At this year’s Xilinx Developers Forum, the company introduced the Vitis software platform, which tailors the hardware architecture to the software of algorithm code without intervention. President and CEO, Victor Peng, explained that the unified platform was developed to “empower software developers, with the efficiency of application-specific hardware without [the cost of] new silicon.”
Hardware can be adapted for AI, data centre or heterogeneous computing applications, for example, without the need for hardware expertise, explained Peng. The platform includes familiar software development tools, such as compilers, and libraries that have been brought together under the Vitis umbrella.
Available at the end of this month, there will initially be eight open source libraries, available under Apache licence at GitHub and a new website (www.developer.xilinx.com) with examples, tutorials, documentation and articles to support development.
Familiar software development tools and open source libraries, including OpenCV, basic linear algebra sub-programs (BLAS) and a finance library, freeing software developers to focus on developing algorithms for a specific application.

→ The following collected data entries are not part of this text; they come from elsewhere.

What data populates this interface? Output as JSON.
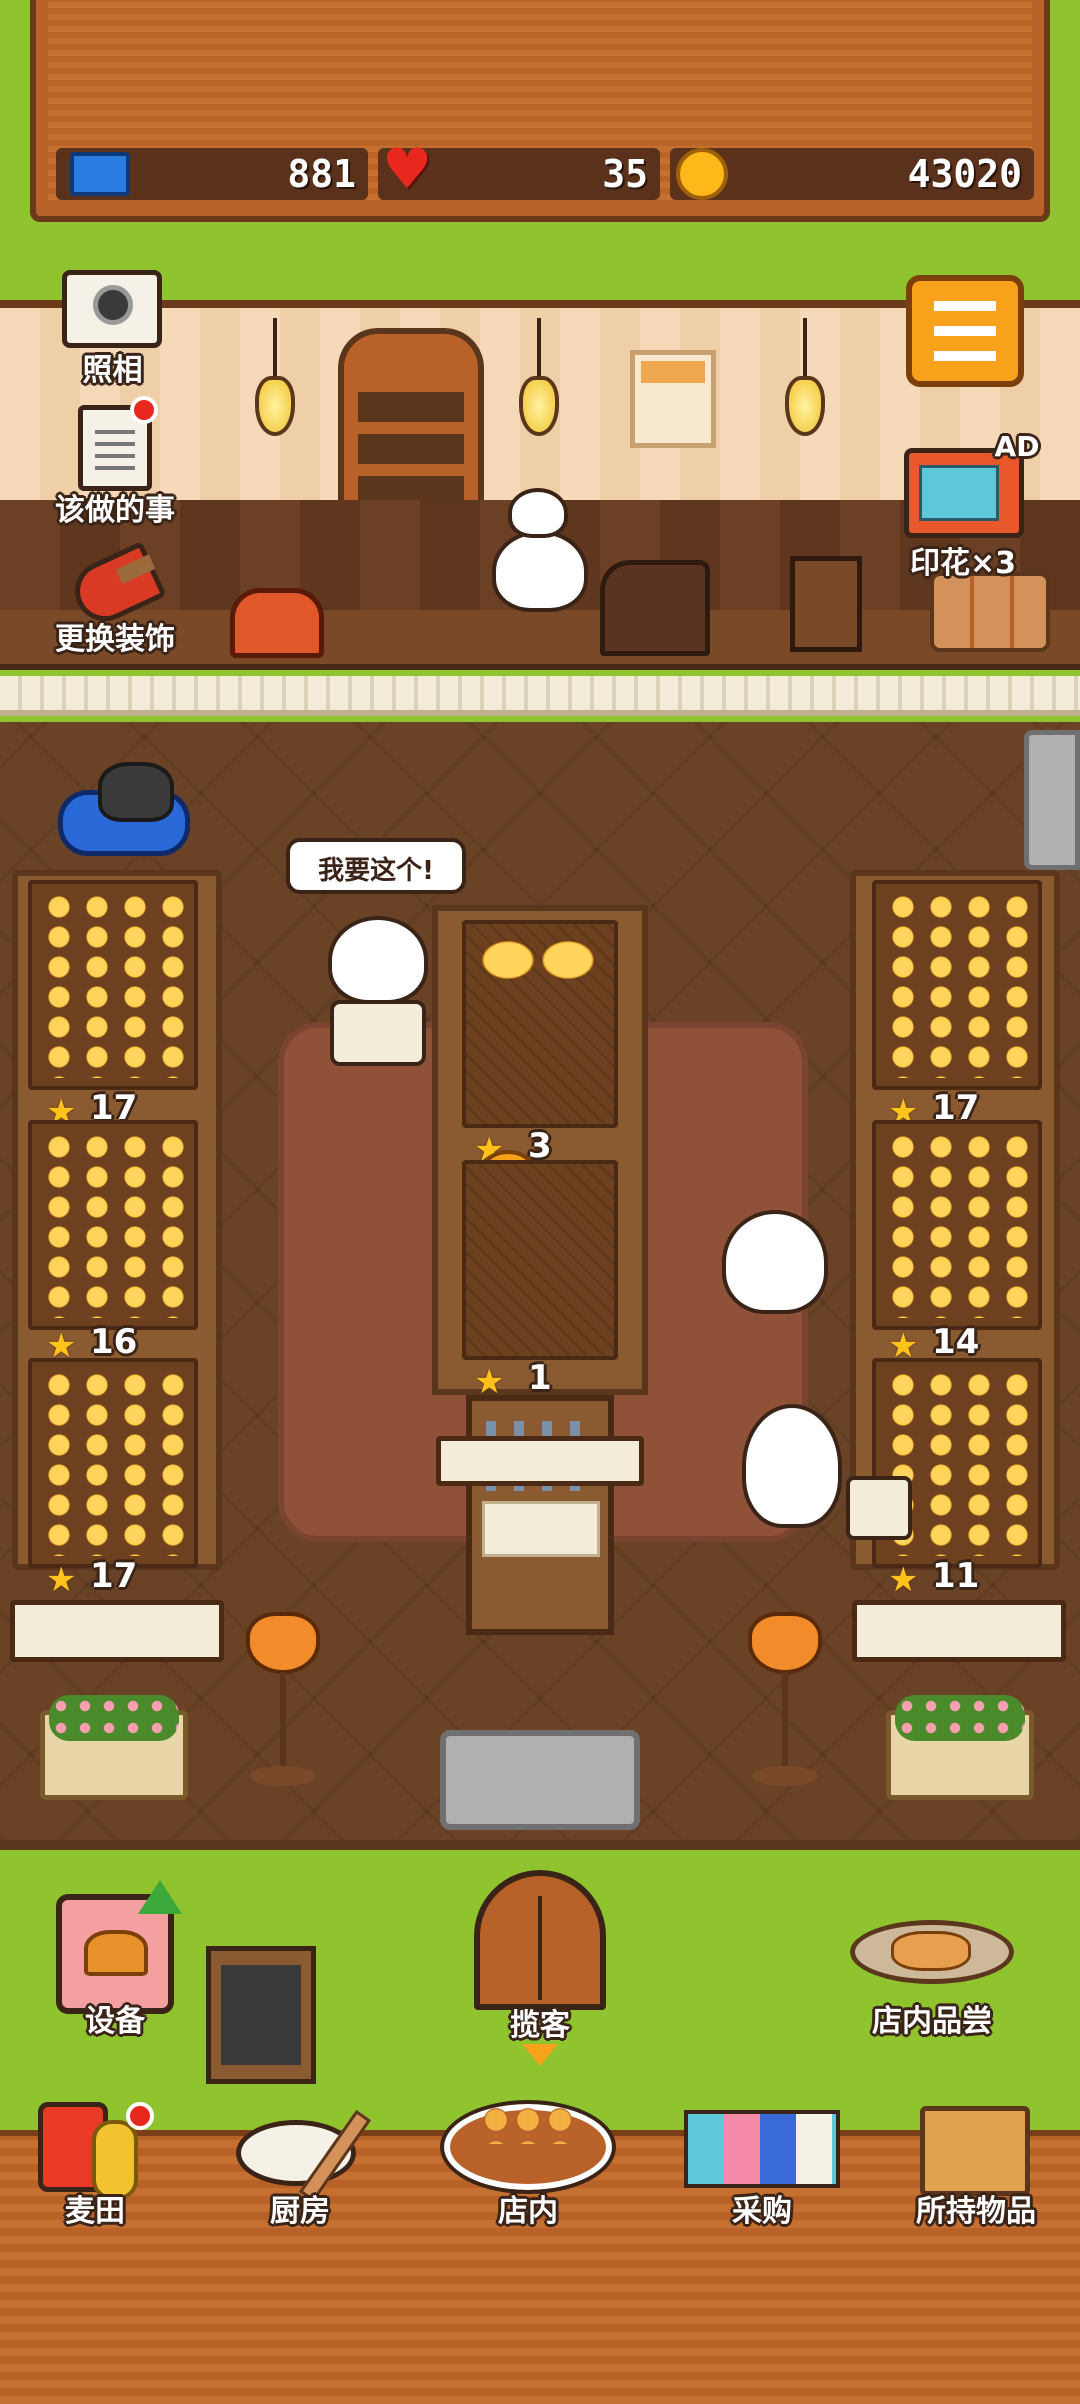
{
  "stats": {
    "tickets": "881",
    "hearts": "35",
    "coins": "43020"
  },
  "left_menu": {
    "camera": "照相",
    "todo": "该做的事",
    "decor": "更换装饰"
  },
  "right_menu": {
    "tv_stamps": "印花×3",
    "tv_badge": "AD"
  },
  "speech_bubble": "我要这个!",
  "shelves": {
    "left": [
      "17",
      "16",
      "17"
    ],
    "right": [
      "17",
      "14",
      "11"
    ],
    "center": [
      "3",
      "1"
    ]
  },
  "bottom_upper": {
    "equipment": "设备",
    "invite": "揽客",
    "tasting": "店内品尝"
  },
  "bottom_nav": {
    "wheat_field": "麦田",
    "kitchen": "厨房",
    "store": "店内",
    "purchase": "采购",
    "inventory": "所持物品"
  },
  "colors": {
    "grass": "#8fc42f",
    "wood": "#b8622a",
    "star": "#ffc31c",
    "menu_button": "#f7a21a",
    "heart": "#e8281e",
    "ticket": "#2a7de0"
  }
}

The Vitis stack-based architecture plugs into open source standard development systems. The base layer includes a board and pre-programmed I/O. The second layer, the Vitis core development kit, contains the open source libraries to management data transmission between domains, the Versal ACAP AI engine, sub-systems and an external host. This layer also contains compilers, analysers and debuggers.
A third layer has over 400 open source applications across the eight libraries, which can be used to call pre-accelerated functions using a standard application programming interface (API).

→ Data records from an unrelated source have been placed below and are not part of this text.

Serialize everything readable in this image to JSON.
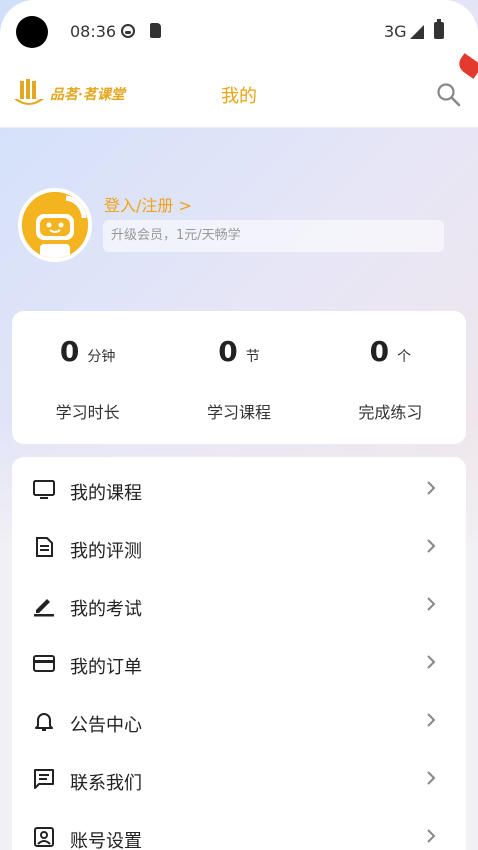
{
  "status_bar": {
    "time": "08:36",
    "network": "3G"
  },
  "header": {
    "logo_text": "品茗·茗课堂",
    "title": "我的"
  },
  "profile": {
    "login_label": "登入/注册 >",
    "member_text": "升级会员，1元/天畅学"
  },
  "stats": [
    {
      "value": "0",
      "unit": "分钟",
      "label": "学习时长"
    },
    {
      "value": "0",
      "unit": "节",
      "label": "学习课程"
    },
    {
      "value": "0",
      "unit": "个",
      "label": "完成练习"
    }
  ],
  "menu": [
    {
      "icon": "tv-icon",
      "label": "我的课程"
    },
    {
      "icon": "document-icon",
      "label": "我的评测"
    },
    {
      "icon": "pencil-icon",
      "label": "我的考试"
    },
    {
      "icon": "credit-card-icon",
      "label": "我的订单"
    },
    {
      "icon": "bell-icon",
      "label": "公告中心"
    },
    {
      "icon": "chat-icon",
      "label": "联系我们"
    },
    {
      "icon": "account-box-icon",
      "label": "账号设置"
    }
  ],
  "colors": {
    "accent": "#e8a412",
    "login_link": "#f0a21a",
    "avatar_bg": "#f4b41f"
  }
}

An AI plug-in, Vitis AI, integrates a domain-specific architecture (DSA). This configures Xilinx hardware to be optimized and programmed using industry-leading frameworks like TensorFlow for AI applications, Caffe and Data Analytics. The plug-in tools optimise, compress and compile trained AI models running on a Xilinx device in about 60 seconds and delivers specialised APIs for deployment from edge to cloud.

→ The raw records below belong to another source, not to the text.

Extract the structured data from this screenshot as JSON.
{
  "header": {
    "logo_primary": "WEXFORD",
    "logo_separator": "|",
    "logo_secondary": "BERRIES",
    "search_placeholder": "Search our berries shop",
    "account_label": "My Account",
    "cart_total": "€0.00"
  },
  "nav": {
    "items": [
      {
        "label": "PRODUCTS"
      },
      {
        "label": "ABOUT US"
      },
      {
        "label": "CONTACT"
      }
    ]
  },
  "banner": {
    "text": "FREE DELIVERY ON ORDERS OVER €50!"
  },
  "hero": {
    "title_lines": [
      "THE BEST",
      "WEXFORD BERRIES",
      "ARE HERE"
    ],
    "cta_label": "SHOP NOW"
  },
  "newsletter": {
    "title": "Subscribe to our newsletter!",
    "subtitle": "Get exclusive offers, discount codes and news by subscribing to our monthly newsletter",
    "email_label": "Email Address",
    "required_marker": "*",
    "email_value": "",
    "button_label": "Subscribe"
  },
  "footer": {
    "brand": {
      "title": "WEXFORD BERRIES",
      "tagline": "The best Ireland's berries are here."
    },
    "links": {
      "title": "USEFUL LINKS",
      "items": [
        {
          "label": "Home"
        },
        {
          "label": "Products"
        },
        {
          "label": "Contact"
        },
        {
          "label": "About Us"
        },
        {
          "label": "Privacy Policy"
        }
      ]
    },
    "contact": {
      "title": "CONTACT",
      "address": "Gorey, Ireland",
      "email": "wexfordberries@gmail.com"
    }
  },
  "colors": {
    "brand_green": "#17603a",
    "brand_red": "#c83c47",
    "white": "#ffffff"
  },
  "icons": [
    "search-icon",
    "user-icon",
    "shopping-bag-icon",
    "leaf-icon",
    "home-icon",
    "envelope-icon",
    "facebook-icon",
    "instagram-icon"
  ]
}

The company announced that it intends to release the Vitis Video DSA to enable video encoding directly from FFmpeg.
An ecosystem includes DSAs from partners such as Illumina, which integrates with GATK for genome analysis, and BlackLynx, which integrates with ElasticSearch for big data analytics, as well as proprietary DSAs.
The software platform is free for Xilinx boards and will be available for download at the end of October.
The company will continue to offer the Vivado Design Suite for hardware code development.